Before we can create a map with this type of data we need a file that we can use to join data to. If you have seen previous posts you will see that we have used a basemap from Geocommons . I will be using this baseman again for this post. Download the file and then save it as World.shp. Next, import it into Cartographica by choosing File > Import Vector Data. When the file is imported there will be a yellow triangle next to the layer in the Layer Stack. Click on the triangle and then click Set CRS. Choose the World-Wide Projections option and then find the WGS 84 / Pseudo-Mercator coordinate reference system and then click on the Set button. This process will assign a coordinate reference system to the World layer.
Next, we need to collect data to map. I searched for data on oil imports and exports and found the U.S. Energy Information Administration website. The link above will take you to a downloadable dataset for annual oil production by country. Download the Excel file at the top of the dataset. Once the file is downloaded open it in a spreadsheet application. To clean the data, delete the first two rows. Add a title to column A by typing in Country. Find a delete the row for the Former U.S.S.R., the Hawaiian Trade Zone, East and West Germany, Former Czechoslovakia, Former Serbia and Montenegro, and Former Yugoslavia (Essentially, any country with a data entry of "--" needs to be deleted). Once complete save the file as a .csv.
Next, we need to import and join the oil production dataset to the World basemap. To do this choose File > Import Table Data. Select the join tab in the top right. Change the Target Layer to World and then in the table to the left change the Map To option for the Country row to Name and then click Import. I provide an image of the Import File Window below.

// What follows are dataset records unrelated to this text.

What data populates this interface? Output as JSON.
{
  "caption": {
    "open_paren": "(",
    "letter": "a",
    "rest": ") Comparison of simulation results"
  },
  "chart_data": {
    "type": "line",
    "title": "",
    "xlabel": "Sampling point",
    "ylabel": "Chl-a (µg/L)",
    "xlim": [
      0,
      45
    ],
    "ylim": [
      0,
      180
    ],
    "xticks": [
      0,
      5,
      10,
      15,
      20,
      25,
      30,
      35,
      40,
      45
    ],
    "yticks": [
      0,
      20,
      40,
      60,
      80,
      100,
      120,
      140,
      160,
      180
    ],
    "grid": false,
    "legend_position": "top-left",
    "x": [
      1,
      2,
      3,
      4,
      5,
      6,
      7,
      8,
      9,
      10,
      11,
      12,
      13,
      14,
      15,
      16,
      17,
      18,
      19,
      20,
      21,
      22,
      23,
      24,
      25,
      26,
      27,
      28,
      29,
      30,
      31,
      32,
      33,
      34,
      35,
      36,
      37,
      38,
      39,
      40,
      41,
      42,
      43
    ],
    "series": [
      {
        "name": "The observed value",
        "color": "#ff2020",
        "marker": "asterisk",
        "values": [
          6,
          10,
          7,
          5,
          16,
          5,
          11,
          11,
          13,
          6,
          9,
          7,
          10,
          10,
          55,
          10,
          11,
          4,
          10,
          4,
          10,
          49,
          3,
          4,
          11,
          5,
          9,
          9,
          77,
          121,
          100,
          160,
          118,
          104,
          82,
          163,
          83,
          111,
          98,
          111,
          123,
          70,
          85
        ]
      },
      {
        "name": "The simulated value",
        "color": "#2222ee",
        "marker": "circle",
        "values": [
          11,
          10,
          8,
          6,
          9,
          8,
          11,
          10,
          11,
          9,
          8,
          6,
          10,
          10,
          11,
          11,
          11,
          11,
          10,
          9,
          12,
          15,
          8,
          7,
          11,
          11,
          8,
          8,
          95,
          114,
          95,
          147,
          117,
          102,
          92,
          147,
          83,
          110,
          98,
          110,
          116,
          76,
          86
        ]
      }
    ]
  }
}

Now we are ready to create the map of oil production by country. The dataset that we downloaded is nice because it has oil production over a number of years so we can create a change map indicating where the most oil production has increased, decreased, or stayed about the same. However, lets start by mapping oil production in 2006.
To create a choropleth map of the 2006 oil production double click on the World layer in the layer stack. Change the Based on option to 2006 and then click on the plus button ten times to add ten categories. Next, click on the gear box and choose Distribute with Natural Breaks (Jenks). Next Add a color palette by choosing Window > Show Color Palettes. Choose your desired color palette by clicking and dragging it to the table within the Layer Styles Window. I provide an image below of the 2006 oil production by country.
Next, use the same process as above except this time create a map for oil production in 2010. I provide the image of 2010 oil production below.
Finally, lets create a change in oil production map by create a new column (variable) that measure the change in oil production between 2010 and 2006. First, choose Layer > Add Column to create a new column. Next, choose Window > Show Layer Info. Find the New column and rename it "Change". Also, change the layer type from String to Number. Next, click the Set Formula button and then set up the formula to match the image below.
Finally, use the same process as above to create the change map. I provide an image below. Notice that the U.S. has been increasing its oil production since 2006, which corresponds with what the L.A. Times article reported.